Functional genomics research
The Brazma research group complements the Functional Genomics service team, and focuses on developing new methods and algorithms and integrating new types of data across multiple platforms. We are particularly interested in cancer genomics and relationships between transcriptomics and proteomics. We collaborate closely with several groups at EMBL-EBI, including the Marioni, Stegle and Saez-Rodriguez groups.
Our group led the analysis of transcript isoform use and fusion gene discovery from lymphoblastoid cell lines of 465 individuals who participated in the 1000 Genomes Project, as a part of the GEUVADIS project. The human transcriptome contains in excess of 100,000 different transcripts. We analysed transcript composition in 16 human tissues and five cell lines to show that, in a given condition, most protein coding genes have one major transcript expressed at significantly higher level than others, and that in human tissues the major transcripts contribute almost 85% to the total mRNA.
With our collaborators from Canada, France, UK, Latvia and other countries we co-led a European renal cancer project CAGEKID, a part of the International Cancer Genome Consortium (ICGC). In addition to supporting previous reports on frequent aberrations in the epigenetic machinery and PI3K/mTOR signaling, we uncovered novel pathways and genes affected by recurrent mutations and abnormal transcriptome patterns including focal adhesion, components of extracellular matrix (ECM) and genes encoding FAT cadherins.
Large-scale data integration and systems biology will remain in the focus or our research. We will be extending our work on cancer genomics as a part of the pan-cancer project of the International Cancer Genome Consortium, in which we are co-leading the transcriptomics/genomics integration working group that aims to study aberrant transcription patterns across many cancer types. We will extend our research on dominant transcripts to newer, much larger datasets to study how dominant transcripts switch over between different tissues and what implication this has on proteome.
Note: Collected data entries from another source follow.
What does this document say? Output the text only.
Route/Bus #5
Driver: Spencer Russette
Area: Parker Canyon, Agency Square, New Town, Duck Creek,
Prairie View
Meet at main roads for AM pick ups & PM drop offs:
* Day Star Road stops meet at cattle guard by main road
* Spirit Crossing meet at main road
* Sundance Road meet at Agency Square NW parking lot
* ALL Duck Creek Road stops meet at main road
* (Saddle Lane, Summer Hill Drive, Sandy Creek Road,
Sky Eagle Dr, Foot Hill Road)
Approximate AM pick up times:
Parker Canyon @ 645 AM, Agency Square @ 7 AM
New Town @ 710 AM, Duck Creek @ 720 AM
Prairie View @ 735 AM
Gonzàlez-Porta M, Frankish A, Rung J, et al. (2013) Transcriptome analysis of human tissues and cell lines reveals one dominant transcript per gene. Genome Biology 14:R70.
Lappalainen T, Sammeth M, Friedländer MR, et al. (2013) Transcriptome and genome sequencing uncovers functional variation in humans. Nature 501:506-511.
Scelo G, Riazalhosseini Y, Greger L, et al. (2014) Variation in genomic landscape of clear cell renal cell carcinoma across Europe. Nature Communications 5:5135.